"Presumptuous!" exclaimed the Reverend Emanuel Creamwell, in wrath so pious that a colour came to his usually pale face. "No Methodist minister can be allowed to pray in my churchyard!"--with a protecting look and motion of his fingers towards the ground where the dead lay--a look which said, "Fear not! My lips have blessed you; my prayers have sanctified you. Ye shall not be defiled!"
"How, then, is my daughter to be buried?" asked the old man, with his hand to his heart.
"The woman must be buried in silence," replied the minister.

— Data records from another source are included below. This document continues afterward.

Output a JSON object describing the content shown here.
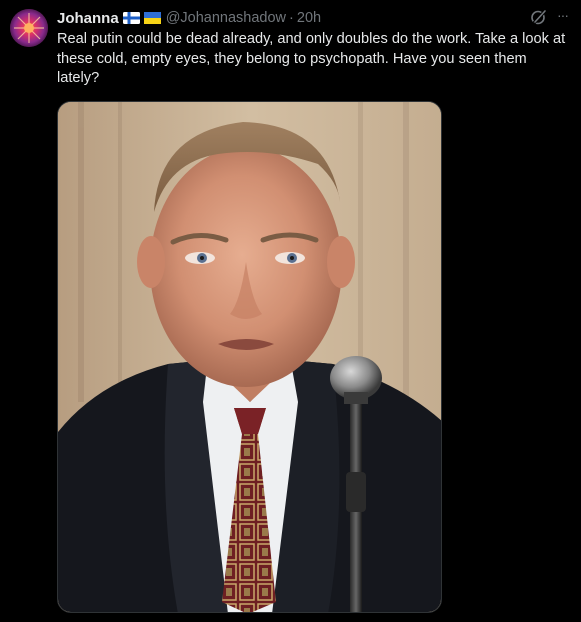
{
  "tweet": {
    "author_name": "Johanna",
    "handle": "@Johannashadow",
    "separator": "·",
    "time": "20h",
    "text": "Real putin could be dead already, and only doubles do the work. Take a look at these cold, empty eyes, they belong to psychopath. Have you seen them lately?",
    "flags": [
      "finland-flag-icon",
      "ukraine-flag-icon"
    ],
    "more_label": "···"
  },
  "media": {
    "description_icon": "photo-of-man-in-suit-at-microphone"
  },
  "colors": {
    "background": "#000000",
    "text": "#e7e9ea",
    "secondary_text": "#71767b",
    "border": "#2f3336"
  }
}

As if in sympathy with the words, a dark cloud passed across the face of the sun, and the sunbeam, with its myriad wonders, vanished on the instant, while the truant flashes of light that were playing in the corners of the room darted gladly away to places where light was.

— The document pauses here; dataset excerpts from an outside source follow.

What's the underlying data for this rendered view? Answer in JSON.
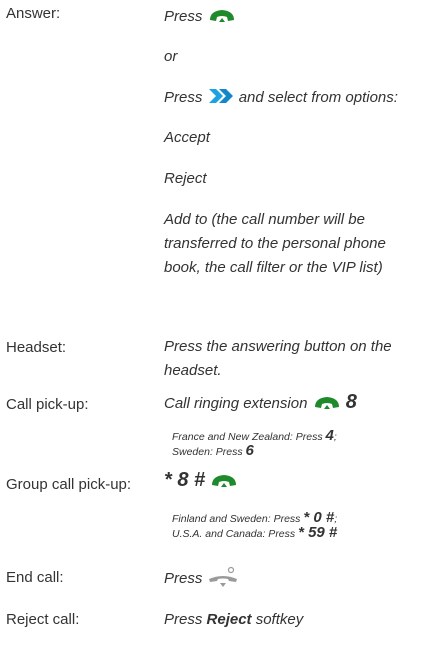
{
  "answer": {
    "label": "Answer:",
    "press": "Press",
    "or": "or",
    "press2": "Press",
    "select_from": "and select from options:",
    "options": [
      "Accept",
      "Reject",
      "Add to (the call number will be transferred to the personal phone book, the call filter or the VIP list)"
    ]
  },
  "headset": {
    "label": "Headset:",
    "text": "Press the answering button on the headset."
  },
  "pickup": {
    "label": "Call pick-up:",
    "text": "Call ringing extension",
    "code": "8",
    "note1": "France and New Zealand: Press",
    "note1_code": "4",
    "note1_end": ";",
    "note2": "Sweden: Press",
    "note2_code": "6"
  },
  "group": {
    "label": "Group call pick-up:",
    "code": "* 8 #",
    "note1": "Finland and Sweden: Press",
    "note1_code": "* 0 #",
    "note1_end": ";",
    "note2": "U.S.A. and Canada: Press",
    "note2_code": "* 59 #"
  },
  "end": {
    "label": "End call:",
    "press": "Press"
  },
  "reject": {
    "label": "Reject call:",
    "press": "Press",
    "key": "Reject",
    "softkey": "softkey"
  },
  "icons": [
    "green-handset-icon",
    "double-chevron-right-icon",
    "hang-up-handset-icon"
  ],
  "colors": {
    "text": "#333333",
    "handset": "#1f8a2b",
    "chevron": "#1aa3e0"
  }
}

The old man bowed his head, and the words came slowly from his trembling lips.
"Cruel! Unjust! Wicked!" he said. "Bitterly, bitterly wicked! Do we not all worship the same God? What has this innocent clay done, that holy words may not fall upon the earth that covers her? What have we done, that the last consolation of prayer shall be denied to us?" Then looking the minister steadily in the face, he said in a firm voice, "According to your deserts may you be judged! According to your deserts may you, who set your law above God's, and call yourself His priest, be dealt with when your time comes!"
Turning, he was about to go, when the voice of the Reverend Emanuel Creamwell stopped him.
"Now that you have done your reviling, attend to me for a few moments. You lived in this parish once?"
"Twenty years ago," replied the old man. "All my life up to that time--I and my poor daughter. There will be some here who will remember me."
"I remember you myself. You had a son?"